The structure of this passage seems odd. The text appears to be out of order. At first the Torah mentions blessings related to eating, then it is interrupted with the blessing of peace, then it returns to the blessing of eating and food. It seems that the Torah should have just continued with all the blessings related to food and eating and then moved on to the blessings of peace. Why would the Torah split the blessings of food and insert in the middle a blessing of peace?
Many of our great rabbis debate this very question. A 17th-century commentator proposes that the Torah needed to insert the blessing of peace here so that those listening to the blessings would be able to continue listening to the entire blessing. He said that everyone knows that without peace in the land all of the blessings related to food would be meaningless. Without peace one may not enjoy the bounty of food. As the listener heard the blessings, they would be so distracted trying to anticipate if peace would be included that they would be unable to hear the full blessing.
For this reason, the Torah broke up the blessings of food. The Torah understood human reactions, that when we are involved in a conversation we are always trying to anticipate the next statement. When we are engaged in a conversation and try to anticipate the next statement or are preoccupied trying to determine if a specific word or phrase is going to be said, we shut ourselves out of the conversation. We are not fully present and do not really listen to the other party. We see this all too often in our everyday disputes, and the Torah was worried about this behavior.

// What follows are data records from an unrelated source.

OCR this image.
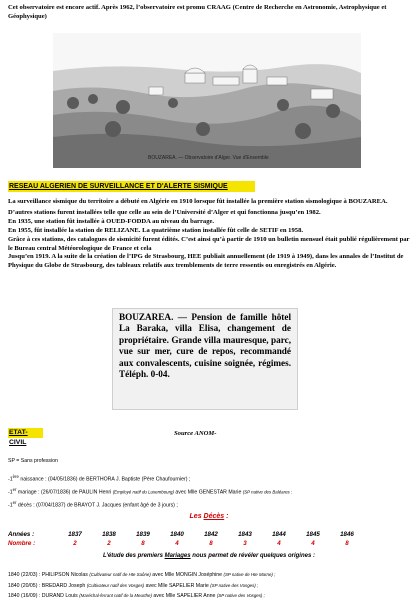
Cet observatoire est encore actif. Après 1962, l’observatoire est promu CRAAG (Centre de Recherche en Astronomie, Astrophysique et Géophysique)
BOUZAREA. — Observatoire d'Alger. Vue d'Ensemble
RESEAU ALGERIEN DE SURVEILLANCE ET D'ALERTE SISMIQUE

La surveillance sismique du territoire a débuté en Algérie en 1910 lorsque fût installée la première station sismologique à BOUZAREA.

D’autres stations furent installées telle que celle au sein de l’Université d’Alger et qui fonctionna jusqu’en 1982.

En 1935, une station fût installée à OUED-FODDA au niveau du barrage.

En 1955, fût installée la station de RELIZANE. La quatrième station installée fût celle de SETIF en 1958.

Grâce à ces stations, des catalogues de sismicité furent édités. C’est ainsi qu’à partir de 1910 un bulletin mensuel était publié régulièrement par le Bureau central Météorologique de France et cela

Jusqu’en 1919. A la suite de la création de l’IPG de Strasbourg, HEE publiait annuellement (de 1919 à 1949), dans les annales de l’Institut de Physique du Globe de Strasbourg, des tableaux relatifs aux tremblements de terre ressentis ou enregistrés en Algérie.

BOUZAREA. — Pension de famille hôtel La Baraka, villa Elisa, changement de propriétaire. Grande villa mauresque, parc, vue sur mer, cure de repos, recommandé aux convalescents, cuisine soignée, régimes. Téléph. 0-04.

ETAT-CIVIL
Source ANOM-
SP = Sans profession

-1ère naissance : (04/05/1836) de BERTHORA J. Baptiste (Père Chaufournier) ;

-1er mariage : (26/07/1836) de PAULIN Henri (Employé natif du Luxembourg) avec Mlle GENESTAR Marie (SP native des Baléares :

-1er décès : (07/04/1837) de BRAYOT J. Jacques (enfant âgé de 3 jours) ;

Les Décès :
Années :	1837	1838	1839	1840	1842	1843	1844	1845	1846
Nombre :	2	2	8	4	8	3	4	4	8
L’étude des premiers Mariages nous permet de révéler quelques origines :

1840 (22/03) : PHILIPSON Nicolas (Cultivateur natif de Hte Saône) avec Mlle MONGIN Joséphine (SP native de Hte Marne) ;

1840 (20/05) : BREDARD Joseph (Cultivateur natif des Vosges) avec Mlle SAPELIER Marie (SP native des Vosges) ;

1840 (16/09) : DURAND Louis (Maréchal-ferrant natif de la Meurthe) avec Mlle SAPELIER Anne (SP native des Vosges) ;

The blessings associated with following God’s commandments were too important to be missed because someone was worried about peace. Instead of placing the blessing of peace in the logical place, the Torah inserted it in the middle of another blessing so that we understood the destructive power of anticipation.
A number of years ago I participated in a rabbinic improv comedy event for the Jewish community. I, along with the other rabbis, had no prior experience with improv so we spent some time before the show practicing. The entire experience was very difficult. As we experimented with different improv games, the individual who was coaching us kept telling us to listen to what our partner said. At the beginning of the rehearsal, every skit would quickly become derailed and the director kept pointing out that one partner did not listen to the other and therefore all the responsibility to continue the scene fell on one person. It was no longer a shared skit. We all learned that we were thinking about the next line that we were going to say, before our partner spoke. We were not in dialogue with each other; instead we were anticipating each other’s responses and were trying to control the scene. Once we were able to truly listen to one another and respond to their last statement, our skits became funny, not because we were individually funny but because we were in true dialogue with each other. Improv comedy is all about active listening and not anticipating. This is no different than each and every interaction of our lives. Being able to fully listen to one another is the key to every relationship and conversation.
God knew that anticipation was a human behavior but that is not what we should strive for. We need to be better. How can we accomplish what we want in life if we are constantly changing our statements to compensate for others’ anticipation? How can we improve if we do not truly listen?
As listeners we must strive to listen more carefully to others. We need to stop thinking about the next statement or our next response. When we do that, we will be able to listen more attentively to each other. We bless God as the one who hears our prayers, shomaiah tefillah, so too may we all be blessed to hear each other.
Rabbi Michael Kushnick serves Congregation Anshai Torah in Plano. He is a member of the Rabbinic Association of Greater Dallas.